On the different alloys studied, thermomechanical treatments were carried out in order to obtain various crystallographic textures. The influences of texture change on mechanical properties were thus highlighted. In addition, the deformation microstructures were observed by EBSD and MET (Conventional and In-situ Transmission Electron Microscopy) in order to precisely characterize the plastic deformation mechanisms. In beta-type titanium alloys, very high ductility was thus achieved. In the field of health, devices often have complex shapes and having a very high plasticity allows easier manufacturing. The deformation mechanisms of these alloys were therefore studied in order to highlight the different modes of accommodation of the deformation (slippage, maclage).

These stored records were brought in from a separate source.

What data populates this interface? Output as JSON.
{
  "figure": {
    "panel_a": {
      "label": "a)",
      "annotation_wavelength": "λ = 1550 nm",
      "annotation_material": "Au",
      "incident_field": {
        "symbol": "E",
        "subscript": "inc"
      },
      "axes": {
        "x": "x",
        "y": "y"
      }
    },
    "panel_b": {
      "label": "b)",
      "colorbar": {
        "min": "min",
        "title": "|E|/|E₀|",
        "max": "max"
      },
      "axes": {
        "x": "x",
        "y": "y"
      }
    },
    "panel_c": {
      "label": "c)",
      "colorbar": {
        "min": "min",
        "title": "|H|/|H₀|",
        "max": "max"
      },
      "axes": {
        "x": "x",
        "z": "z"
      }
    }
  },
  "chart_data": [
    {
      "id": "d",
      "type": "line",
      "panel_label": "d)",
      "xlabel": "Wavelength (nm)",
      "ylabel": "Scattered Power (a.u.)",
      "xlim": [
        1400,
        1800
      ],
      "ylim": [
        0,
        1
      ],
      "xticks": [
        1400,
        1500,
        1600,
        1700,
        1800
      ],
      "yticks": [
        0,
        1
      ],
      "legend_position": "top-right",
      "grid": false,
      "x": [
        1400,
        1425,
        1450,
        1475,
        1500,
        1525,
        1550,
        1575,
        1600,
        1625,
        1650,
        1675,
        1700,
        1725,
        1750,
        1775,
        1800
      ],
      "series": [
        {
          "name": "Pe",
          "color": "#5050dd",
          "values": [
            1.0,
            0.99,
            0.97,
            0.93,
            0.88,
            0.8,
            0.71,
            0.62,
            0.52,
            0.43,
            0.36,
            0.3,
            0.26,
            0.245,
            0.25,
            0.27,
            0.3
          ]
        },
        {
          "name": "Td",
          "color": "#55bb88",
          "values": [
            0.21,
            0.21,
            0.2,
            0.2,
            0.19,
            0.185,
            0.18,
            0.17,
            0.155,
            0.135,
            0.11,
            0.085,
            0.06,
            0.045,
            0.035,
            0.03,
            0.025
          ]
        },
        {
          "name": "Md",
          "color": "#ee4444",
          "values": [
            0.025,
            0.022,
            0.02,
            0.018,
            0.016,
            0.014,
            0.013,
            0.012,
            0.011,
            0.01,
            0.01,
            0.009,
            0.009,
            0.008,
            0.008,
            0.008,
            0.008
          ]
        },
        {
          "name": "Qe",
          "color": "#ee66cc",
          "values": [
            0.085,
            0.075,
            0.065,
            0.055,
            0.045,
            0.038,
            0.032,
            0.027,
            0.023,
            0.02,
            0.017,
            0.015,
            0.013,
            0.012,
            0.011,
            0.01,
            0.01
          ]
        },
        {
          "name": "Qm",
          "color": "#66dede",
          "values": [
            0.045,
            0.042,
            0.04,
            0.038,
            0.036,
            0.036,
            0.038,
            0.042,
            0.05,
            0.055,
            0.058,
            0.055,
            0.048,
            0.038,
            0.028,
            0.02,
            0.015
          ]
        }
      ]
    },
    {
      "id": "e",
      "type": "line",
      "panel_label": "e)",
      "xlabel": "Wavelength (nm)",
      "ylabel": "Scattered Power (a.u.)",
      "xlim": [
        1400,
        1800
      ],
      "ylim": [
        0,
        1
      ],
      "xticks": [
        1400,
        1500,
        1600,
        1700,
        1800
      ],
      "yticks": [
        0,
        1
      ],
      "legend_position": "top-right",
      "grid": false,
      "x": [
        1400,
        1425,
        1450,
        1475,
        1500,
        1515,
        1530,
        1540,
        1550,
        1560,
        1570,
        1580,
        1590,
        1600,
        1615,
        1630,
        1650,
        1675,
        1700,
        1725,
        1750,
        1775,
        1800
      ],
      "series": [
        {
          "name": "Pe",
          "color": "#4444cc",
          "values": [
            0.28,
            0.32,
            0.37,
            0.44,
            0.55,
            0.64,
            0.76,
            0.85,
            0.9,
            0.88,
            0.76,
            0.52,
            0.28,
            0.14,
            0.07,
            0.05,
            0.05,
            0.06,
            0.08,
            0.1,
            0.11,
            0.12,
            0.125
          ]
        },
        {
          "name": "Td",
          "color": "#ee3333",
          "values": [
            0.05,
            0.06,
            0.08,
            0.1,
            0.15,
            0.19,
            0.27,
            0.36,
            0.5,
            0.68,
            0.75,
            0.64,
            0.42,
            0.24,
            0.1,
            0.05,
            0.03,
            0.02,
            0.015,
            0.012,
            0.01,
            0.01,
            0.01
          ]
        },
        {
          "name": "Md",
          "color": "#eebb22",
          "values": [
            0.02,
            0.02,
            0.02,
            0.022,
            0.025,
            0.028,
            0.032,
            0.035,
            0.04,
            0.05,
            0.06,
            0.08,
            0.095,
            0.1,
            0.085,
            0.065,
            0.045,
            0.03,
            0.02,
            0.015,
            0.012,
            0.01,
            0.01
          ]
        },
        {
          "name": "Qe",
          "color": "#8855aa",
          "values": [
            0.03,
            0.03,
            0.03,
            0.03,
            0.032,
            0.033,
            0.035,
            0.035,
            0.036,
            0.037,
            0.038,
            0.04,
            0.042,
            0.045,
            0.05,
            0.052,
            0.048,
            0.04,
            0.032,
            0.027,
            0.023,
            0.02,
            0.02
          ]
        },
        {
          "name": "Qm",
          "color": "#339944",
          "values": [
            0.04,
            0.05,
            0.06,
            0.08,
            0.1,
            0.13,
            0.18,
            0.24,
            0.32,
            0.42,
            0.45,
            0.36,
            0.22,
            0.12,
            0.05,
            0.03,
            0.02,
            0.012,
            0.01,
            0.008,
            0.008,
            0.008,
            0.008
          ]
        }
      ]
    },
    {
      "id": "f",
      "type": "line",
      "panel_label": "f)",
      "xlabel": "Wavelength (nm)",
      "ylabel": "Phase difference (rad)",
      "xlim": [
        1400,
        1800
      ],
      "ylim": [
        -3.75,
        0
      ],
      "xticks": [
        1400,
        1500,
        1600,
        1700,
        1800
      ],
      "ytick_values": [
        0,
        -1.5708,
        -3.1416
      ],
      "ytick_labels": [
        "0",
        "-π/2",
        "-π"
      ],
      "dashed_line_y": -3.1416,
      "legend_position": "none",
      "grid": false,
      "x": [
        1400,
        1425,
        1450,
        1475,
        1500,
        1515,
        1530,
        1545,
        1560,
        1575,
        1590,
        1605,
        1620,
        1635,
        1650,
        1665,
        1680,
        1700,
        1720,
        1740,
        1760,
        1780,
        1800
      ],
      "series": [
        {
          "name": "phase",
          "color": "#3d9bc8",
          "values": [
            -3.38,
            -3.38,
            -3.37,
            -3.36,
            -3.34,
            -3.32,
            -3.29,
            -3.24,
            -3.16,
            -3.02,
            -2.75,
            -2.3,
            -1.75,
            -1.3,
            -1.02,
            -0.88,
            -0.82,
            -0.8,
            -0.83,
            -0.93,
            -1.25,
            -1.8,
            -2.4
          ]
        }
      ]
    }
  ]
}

Work was carried out at the experimental and numerical level on the cold extrusion test. A die has been designed and built to study this metal forming process. Emphasis was placed on identifying the rheological and tribological properties of a light alloy (AA5083 series aluminum). The study was conducted on this type of material, rather than on a material with a compact hexagonal structure (titanium or zirconium), to allow a better confrontation with the many studies mentioned in the literature. X-ray diffraction and backscattered electron diffraction (EBSD) were used to characterize the global and local textures of deformed specimens as a function of extrusion rate. From the experimental curve giving the extrusion force as a function of the imposed displacement, the tribological parameters were determined by inverse analysis. The parameters obtained were also validated through measurements with a tribometer.
Some compositions of titanium-based alloys have revealed in a very original way TRIP-TWIP effects (transformation-induced plasticity and twinning-induced plasticity) due to the multitude of deformation mechanisms that operate simultaneously. These studies were conducted on a new family of titanium-based alloys that has emerged in recent years: Gum Metals. These alloys which have exceptional mechanical properties, , have been referred to as Ideal Engineering Alloys by the scientific community. Indeed, some compositions (Ti-Nb-O) have a very low modulus of elasticity, a very high yield strength combined with a ductility much higher than that of other titanium-based alloys available on the market. These alloys are thus promised to many industrial applications and in particular in the aeronautical and medical sectors.